6. The sensor device according to claim 1, wherein said electrodes and said trans-former are located in an interior of a sensor housing, an electrical connection provided for an electrical connection to an end projecting from a rear of said sensor housing of a common printed circuit board for said electrodes and said transformer.

7. The sensor device according to claim 6, wherein said sensor housing has a tubular shape with one end comprising a flattened area and apertures therein and on which are located said electrodes.

8. The sensor device according to claim 7, wherein said electrodes are sealed against said apertures.

9. The sensor device according to claim 6, wherein a bus connection is provided between said transformer and said electrical connection as an interface for activating or evaluating said sensors.

10. The sensor device according to claim 1, wherein an electrical connection is located that is configured to be outside water-contacting areas of said electrical appliance.

11. The sensor device according to claim 1, wherein on a common printed circuit board for said electrodes and said transformer, a microprocessor and its wiring is provided, wherein an electrical connection for said microprocessor is located outside a sensor housing of said sensor device.

12. The sensor device according to claim 1, wherein further sensors are provided on or in a sensor housing and are exposed to outside of said sensor housing.

13. The sensor device according to claim 12, wherein one said further sensor at high frequencies of an activation means has a high-impedance and at low frequencies has a low-impedance.

14. The sensor device according to claim 12, wherein one of said further sensors gives rise to a damping to be evaluated on said activation means or said transformer.

15. The sensor device according to claim 12, wherein at least one said sensors has a frequency dependency for activation and one other said sensor is frequency-independent for separately measuring values of said other sensor.

16. The sensor device according to claim 12, wherein at least one of said sensors has a resonant frequency for an evaluation of said sensor, wherein said at least one of said sensors has a lower impedance than other frequencies in a remaining frequency range.

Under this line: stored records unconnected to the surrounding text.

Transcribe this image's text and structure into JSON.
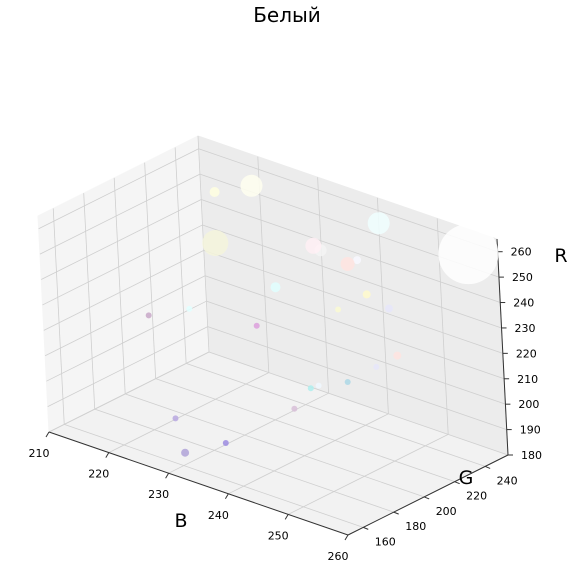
{
  "chart_data": {
    "type": "scatter",
    "title": "Белый",
    "xlabel": "B",
    "ylabel": "G",
    "zlabel": "R",
    "xlim": [
      210,
      260
    ],
    "ylim": [
      150,
      255
    ],
    "zlim": [
      180,
      265
    ],
    "x_ticks": [
      "210",
      "220",
      "230",
      "240",
      "250",
      "260"
    ],
    "y_ticks": [
      "160",
      "180",
      "200",
      "220",
      "240"
    ],
    "z_ticks": [
      "180",
      "190",
      "200",
      "210",
      "220",
      "230",
      "240",
      "250",
      "260"
    ],
    "grid": true,
    "points": [
      {
        "x": 255,
        "y": 255,
        "z": 255,
        "size": 30,
        "color": "#ffffff"
      },
      {
        "x": 240,
        "y": 255,
        "z": 255,
        "size": 11,
        "color": "#f0ffff"
      },
      {
        "x": 220,
        "y": 250,
        "z": 255,
        "size": 11,
        "color": "#fffff0"
      },
      {
        "x": 215,
        "y": 245,
        "z": 250,
        "size": 5,
        "color": "#ffffe0"
      },
      {
        "x": 238,
        "y": 220,
        "z": 255,
        "size": 8,
        "color": "#fff0f5"
      },
      {
        "x": 245,
        "y": 215,
        "z": 255,
        "size": 7,
        "color": "#ffe4e1"
      },
      {
        "x": 236,
        "y": 232,
        "z": 248,
        "size": 6,
        "color": "#f5f5f5"
      },
      {
        "x": 240,
        "y": 240,
        "z": 245,
        "size": 4,
        "color": "#f8f8ff"
      },
      {
        "x": 245,
        "y": 240,
        "z": 230,
        "size": 4,
        "color": "#e6e6fa"
      },
      {
        "x": 228,
        "y": 232,
        "z": 227,
        "size": 5,
        "color": "#e0ffff"
      },
      {
        "x": 240,
        "y": 245,
        "z": 230,
        "size": 4,
        "color": "#fffacd"
      },
      {
        "x": 220,
        "y": 225,
        "z": 240,
        "size": 13,
        "color": "#f5f5dc"
      },
      {
        "x": 235,
        "y": 245,
        "z": 220,
        "size": 3,
        "color": "#fafad2"
      },
      {
        "x": 250,
        "y": 225,
        "z": 220,
        "size": 4,
        "color": "#ffe4e1"
      },
      {
        "x": 245,
        "y": 230,
        "z": 210,
        "size": 3,
        "color": "#e6e6fa"
      },
      {
        "x": 240,
        "y": 230,
        "z": 200,
        "size": 3,
        "color": "#add8e6"
      },
      {
        "x": 235,
        "y": 225,
        "z": 195,
        "size": 3,
        "color": "#afeeee"
      },
      {
        "x": 225,
        "y": 230,
        "z": 210,
        "size": 3,
        "color": "#dda0dd"
      },
      {
        "x": 215,
        "y": 225,
        "z": 210,
        "size": 3,
        "color": "#e0ffff"
      },
      {
        "x": 243,
        "y": 200,
        "z": 210,
        "size": 3,
        "color": "#f0f8ff"
      },
      {
        "x": 240,
        "y": 195,
        "z": 200,
        "size": 3,
        "color": "#d8bfd8"
      },
      {
        "x": 225,
        "y": 180,
        "z": 175,
        "size": 4,
        "color": "#b0a3d8"
      },
      {
        "x": 225,
        "y": 175,
        "z": 190,
        "size": 3,
        "color": "#b8a8e0"
      },
      {
        "x": 220,
        "y": 180,
        "z": 225,
        "size": 3,
        "color": "#c8a8c8"
      },
      {
        "x": 240,
        "y": 150,
        "z": 200,
        "size": 3,
        "color": "#9c8ce0"
      }
    ]
  }
}
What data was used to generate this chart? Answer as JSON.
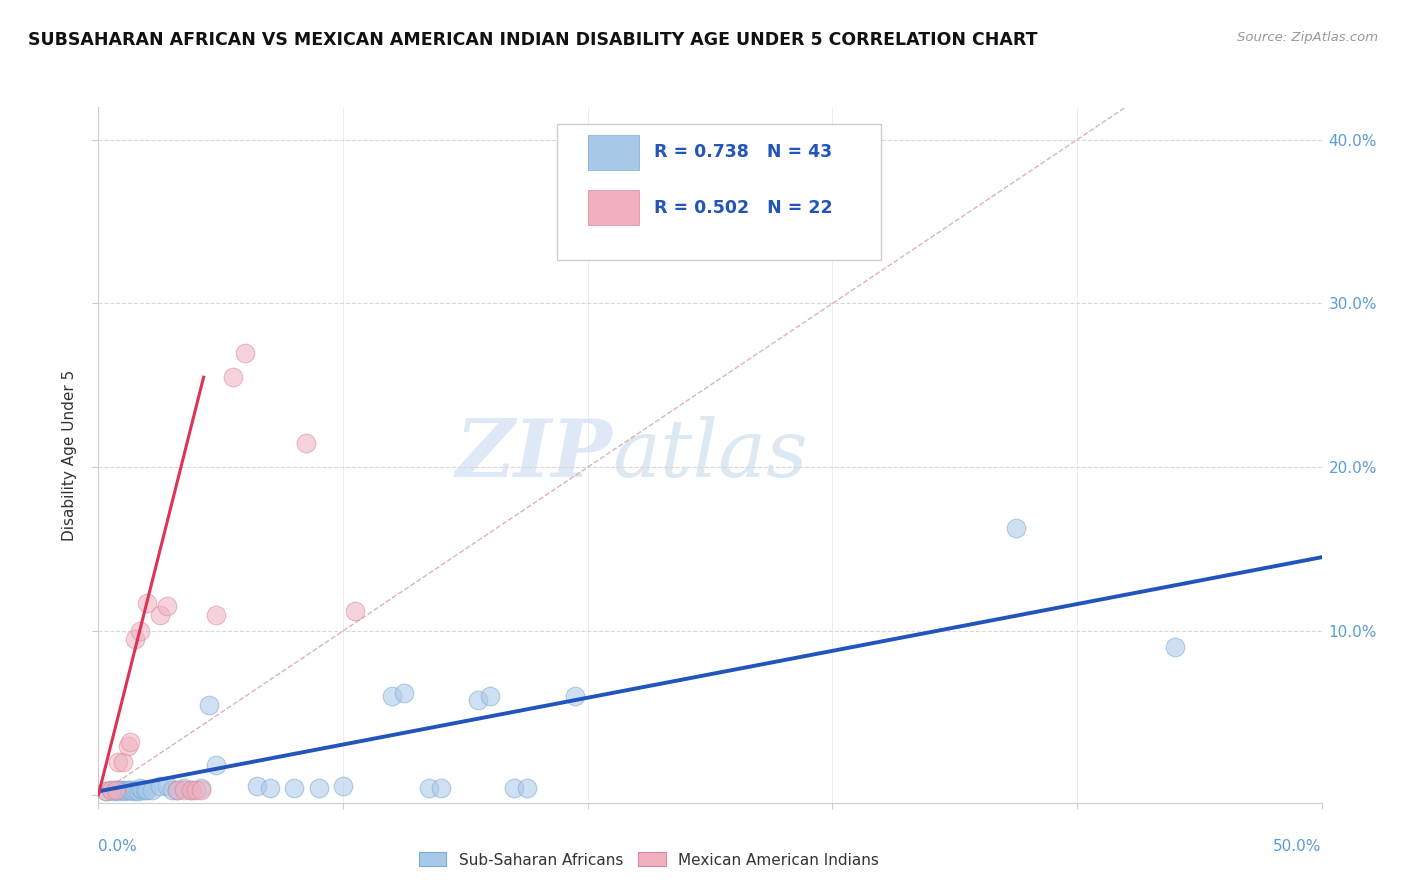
{
  "title": "SUBSAHARAN AFRICAN VS MEXICAN AMERICAN INDIAN DISABILITY AGE UNDER 5 CORRELATION CHART",
  "source": "Source: ZipAtlas.com",
  "ylabel": "Disability Age Under 5",
  "blue_label": "Sub-Saharan Africans",
  "pink_label": "Mexican American Indians",
  "legend_blue_r": "R = 0.738",
  "legend_blue_n": "N = 43",
  "legend_pink_r": "R = 0.502",
  "legend_pink_n": "N = 22",
  "watermark_zip": "ZIP",
  "watermark_atlas": "atlas",
  "blue_color": "#a8c8e8",
  "pink_color": "#f0b0c0",
  "trendline_blue_color": "#2255bb",
  "trendline_pink_color": "#dd3355",
  "ref_line_color": "#d0a0b0",
  "xlim": [
    0.0,
    0.5
  ],
  "ylim": [
    -0.005,
    0.42
  ],
  "blue_scatter": [
    [
      0.003,
      0.002
    ],
    [
      0.005,
      0.003
    ],
    [
      0.006,
      0.002
    ],
    [
      0.007,
      0.003
    ],
    [
      0.008,
      0.002
    ],
    [
      0.009,
      0.003
    ],
    [
      0.01,
      0.003
    ],
    [
      0.011,
      0.002
    ],
    [
      0.012,
      0.003
    ],
    [
      0.013,
      0.003
    ],
    [
      0.014,
      0.002
    ],
    [
      0.015,
      0.003
    ],
    [
      0.016,
      0.002
    ],
    [
      0.017,
      0.004
    ],
    [
      0.018,
      0.003
    ],
    [
      0.019,
      0.003
    ],
    [
      0.02,
      0.003
    ],
    [
      0.022,
      0.003
    ],
    [
      0.025,
      0.005
    ],
    [
      0.028,
      0.005
    ],
    [
      0.03,
      0.003
    ],
    [
      0.032,
      0.003
    ],
    [
      0.035,
      0.004
    ],
    [
      0.038,
      0.003
    ],
    [
      0.042,
      0.004
    ],
    [
      0.045,
      0.055
    ],
    [
      0.048,
      0.018
    ],
    [
      0.065,
      0.005
    ],
    [
      0.07,
      0.004
    ],
    [
      0.08,
      0.004
    ],
    [
      0.09,
      0.004
    ],
    [
      0.1,
      0.005
    ],
    [
      0.12,
      0.06
    ],
    [
      0.125,
      0.062
    ],
    [
      0.135,
      0.004
    ],
    [
      0.14,
      0.004
    ],
    [
      0.155,
      0.058
    ],
    [
      0.16,
      0.06
    ],
    [
      0.17,
      0.004
    ],
    [
      0.175,
      0.004
    ],
    [
      0.195,
      0.06
    ],
    [
      0.375,
      0.163
    ],
    [
      0.44,
      0.09
    ]
  ],
  "pink_scatter": [
    [
      0.003,
      0.002
    ],
    [
      0.005,
      0.003
    ],
    [
      0.007,
      0.003
    ],
    [
      0.008,
      0.02
    ],
    [
      0.01,
      0.02
    ],
    [
      0.012,
      0.03
    ],
    [
      0.013,
      0.032
    ],
    [
      0.015,
      0.095
    ],
    [
      0.017,
      0.1
    ],
    [
      0.02,
      0.117
    ],
    [
      0.025,
      0.11
    ],
    [
      0.028,
      0.115
    ],
    [
      0.032,
      0.003
    ],
    [
      0.035,
      0.003
    ],
    [
      0.038,
      0.003
    ],
    [
      0.04,
      0.003
    ],
    [
      0.042,
      0.003
    ],
    [
      0.048,
      0.11
    ],
    [
      0.055,
      0.255
    ],
    [
      0.06,
      0.27
    ],
    [
      0.085,
      0.215
    ],
    [
      0.105,
      0.112
    ]
  ],
  "blue_trend_x": [
    0.0,
    0.5
  ],
  "blue_trend_y": [
    0.002,
    0.145
  ],
  "pink_trend_x": [
    0.0,
    0.043
  ],
  "pink_trend_y": [
    0.0,
    0.255
  ],
  "ref_line_x": [
    0.0,
    0.42
  ],
  "ref_line_y": [
    0.0,
    0.42
  ]
}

17. A method of operating a sensor device for an electrical appliance having a water duct with contaminated water, wherein said sensor device has a sensor carrier, said sensor carrier having two electrodes as sensors for said conductivity measurement, wherein said two electrodes are connected directly without further components or further coupling circuits to a transformer configured to be connected to a control unit, comprising the steps of:

activating said electrodes using a transformer with a plurality of high frequency pulses for measuring a damping of said high frequency pulses at said electrodes through a conductance of said water.